Upcoming Events


2023 NASTaP Conference

September 15 – 17, 2023

Registration is now open for this year’s conference at Glen Isle Resort, Bailey, Colorado!

Exciting presentations, CMT tours, Integrating native and non-native science, Native American dance performances, Ceremonial campfire circles and much more all at the historic Glen Isle Resort in Bailey, Colorado! 


PREVIOUS EVENTS with links to photos

Wyoming and Montana Trip, July 19 – 23, 2021

Four trip photo collections are at Gallery Menu or by clicking the links here then arrow forward or backward at each image.

Be sure to “mouse over” an image if you wish to read annotations:

1. Little Bighorn Battlefield

2. Bighorn Medicine Wheel
3. Fetterman and Wagon Box Battlefields and Ft. Kearny
4. Bear Lodge (Devil’s Tower)


Summary of NASTaP Summer 2021 Trip

Our NASTaP Summer 2021 Trip was, in a nutshell, awesome!
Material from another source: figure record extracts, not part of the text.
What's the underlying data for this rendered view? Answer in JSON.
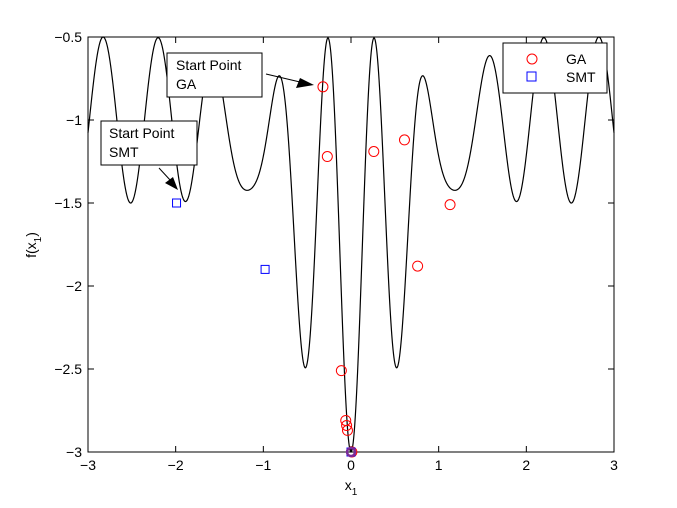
{
  "chart_data": {
    "type": "line",
    "xlabel": {
      "main": "x",
      "sub": "1"
    },
    "ylabel": {
      "main": "f(x",
      "sub": "1",
      "close": ")"
    },
    "xlim": [
      -3,
      3
    ],
    "ylim": [
      -3,
      -0.5
    ],
    "xticks": [
      -3,
      -2,
      -1,
      0,
      1,
      2,
      3
    ],
    "yticks": [
      -3,
      -2.5,
      -2,
      -1.5,
      -1,
      -0.5
    ],
    "xtick_labels": [
      "−3",
      "−2",
      "−1",
      "0",
      "1",
      "2",
      "3"
    ],
    "ytick_labels": [
      "−3",
      "−2.5",
      "−2",
      "−1.5",
      "−1",
      "−0.5"
    ],
    "grid": false,
    "curve": {
      "function": "-0.5 - 2.5*exp(-x^2/0.8)*cos(6x)^2 - (1 - exp(-x^2/0.8))*cos(5x)^2",
      "color": "#000000"
    },
    "series": [
      {
        "name": "GA",
        "marker": "circle",
        "color": "#ff0000",
        "points": [
          [
            -0.32,
            -0.8
          ],
          [
            -0.27,
            -1.22
          ],
          [
            -0.11,
            -2.51
          ],
          [
            -0.06,
            -2.81
          ],
          [
            -0.05,
            -2.84
          ],
          [
            -0.04,
            -2.87
          ],
          [
            0.01,
            -3.0
          ],
          [
            0.26,
            -1.19
          ],
          [
            0.61,
            -1.12
          ],
          [
            0.76,
            -1.88
          ],
          [
            1.13,
            -1.51
          ]
        ]
      },
      {
        "name": "SMT",
        "marker": "square",
        "color": "#0000ff",
        "points": [
          [
            -1.99,
            -1.5
          ],
          [
            -0.98,
            -1.9
          ],
          [
            0.0,
            -3.0
          ]
        ]
      }
    ],
    "highlight_point": {
      "x": 0.0,
      "y": -3.0,
      "color": "#7a2a9a"
    },
    "legend": {
      "position": "top-right"
    },
    "annotations": [
      {
        "lines": [
          "Start Point",
          "GA"
        ],
        "target": [
          -0.32,
          -0.8
        ]
      },
      {
        "lines": [
          "Start Point",
          "SMT"
        ],
        "target": [
          -1.99,
          -1.5
        ]
      }
    ]
  }
}
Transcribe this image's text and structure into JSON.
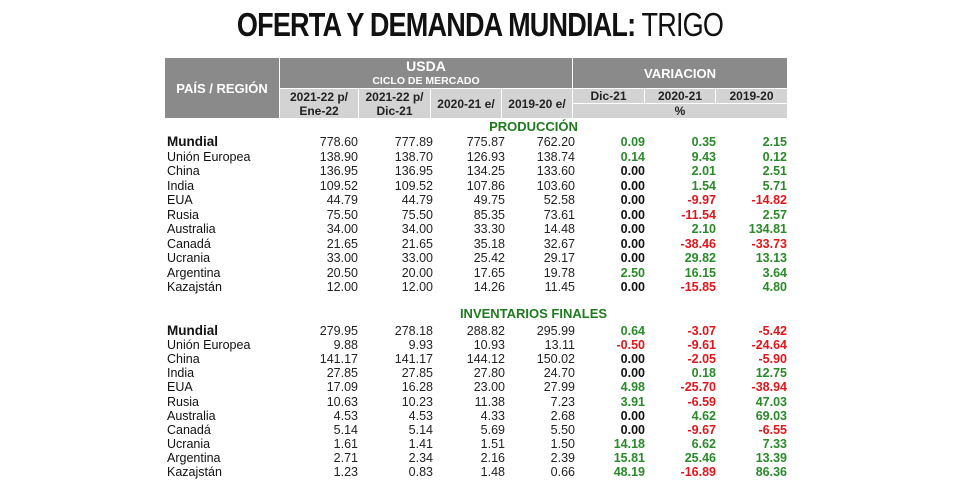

We traveled with a group of 21 to Montana and Wyoming for six wonderful days filled with sacred sites and battlefields — and lots of history! 

First on the agenda was Little Bighorn Battle site … Custer’s Last Stand … Battle of the Greasy Grass … and we had a Crow Indian guide to take us back in time through the battle. Along with the tour of the immense area where thousands of Native Americans were camped and met up with the 7th Cavalry Regiment, we also witnessed gravestones where soldiers fell and a memorial to honor the Native Americans who lost their lives.

Next up was a drive with spectacular scenery to The Bighorn Medicine Wheel high in the Bighorn Mountains. The hike to the top was beautiful and the Medicine Wheel awaited us as we reached the summit. What a spectacular and sacred setting. We were fortunate to have a Northern Cheyenne elder talk to us about the wheel and interpret how her people honor and use it. A prayer flag she tied on for NASTaP now adorns the fence around the Wheel.

The next day (yes, we still had energy!) was a step back in history as our guide, Bob Wilson, led us through a weapons demonstration and a tour of Ft. Phil Kearny, the Fetterman Site and Wagonbox Site as well. Wow, there was lots of information with such a knowledgeable guide.

Our last destination, Bear Lodge (Devils Tower) was a WOW. We were all moved by the sacredness of this special place. Modified trees, burials and many, many prayer flags tied to the trees were along the base of this sacred rock which rose up to the heavens. As we walked on the trail around Bear Lodge and witnessed all the tree peels and other modifications, along with colorful prayer flags and juniper trees marking burial sites, we felt honored to experience such a sacred site.

Our evenings were filled with stays in quaint motels, cookouts, nightly gatherings, talks and new and rekindled friendships. Thank you to all who were a part of this memorable week. It was such a special time.

Heidi Wigand-Nicely and Bruce Clark, Trip Coordinators


Thanks to Lee Recca for this, written in Buffalo, Wyoming, while on our recent trip:

“Today I was looking at the remains of the stockade fence that once surrounded Fort Kearny. Soldiers, seeking the honor, glory and riches they were denied by the end of the Civil War, came to the fort in droves. They were put to work, not in training, drills or fighting as they had envisioned, but in cutting wood for the buildings and stockade fences. Some 40 wagons a day, each bearing six or seven logs 11 feet long, went from the Pinery to the sawmill to the fort.

The logs were placed in trenches three feet deep to stand at attention, side by side, defending the fort. Only the straightest trunks were chosen, at least 12 inches in diameter. How long did it take a pine tree to grow that thick? What percentage of trees grew that straight?

The wise elders of the tribes valued the straight trunks too. They selected the straightest saplings for their spears, especially the measuring spears, and the poles for the tipis. Thirteen straight poles supported the tipis, corresponding to the 13 months of the year. Twenty-eight days comprised each month, corresponding to women’s life-giving cycles and the phases of the moon.

But the tribes also valued the bent saplings. In fact, they used cordage to modify the supple young pine trees, creating a language in the living wood. Those words have endured through the decades and centuries. And the straight and tall trees have sacrificed to their twisted siblings, serving as the decoy warriors so that the trees could speak through the ages.”


Previous Events

Chaco Canyon and Aztec Ruins • Spring of 2020

Thirteen NASTaP members, including Dr. James Jefferson, met in Farmington, New Mexico in April of 2020 for a twoday visit to Chaco Canyon and Aztec Ruins. What an amazing and enlightening time this was! The attendees experienced petroglyphs, great houses, kivas, unbelievable ancestral Puebloan architecture and much more. We were a wonderfully engaged group who thoroughly enjoyed these sacred sites that represent the very advanced culture of those who built them.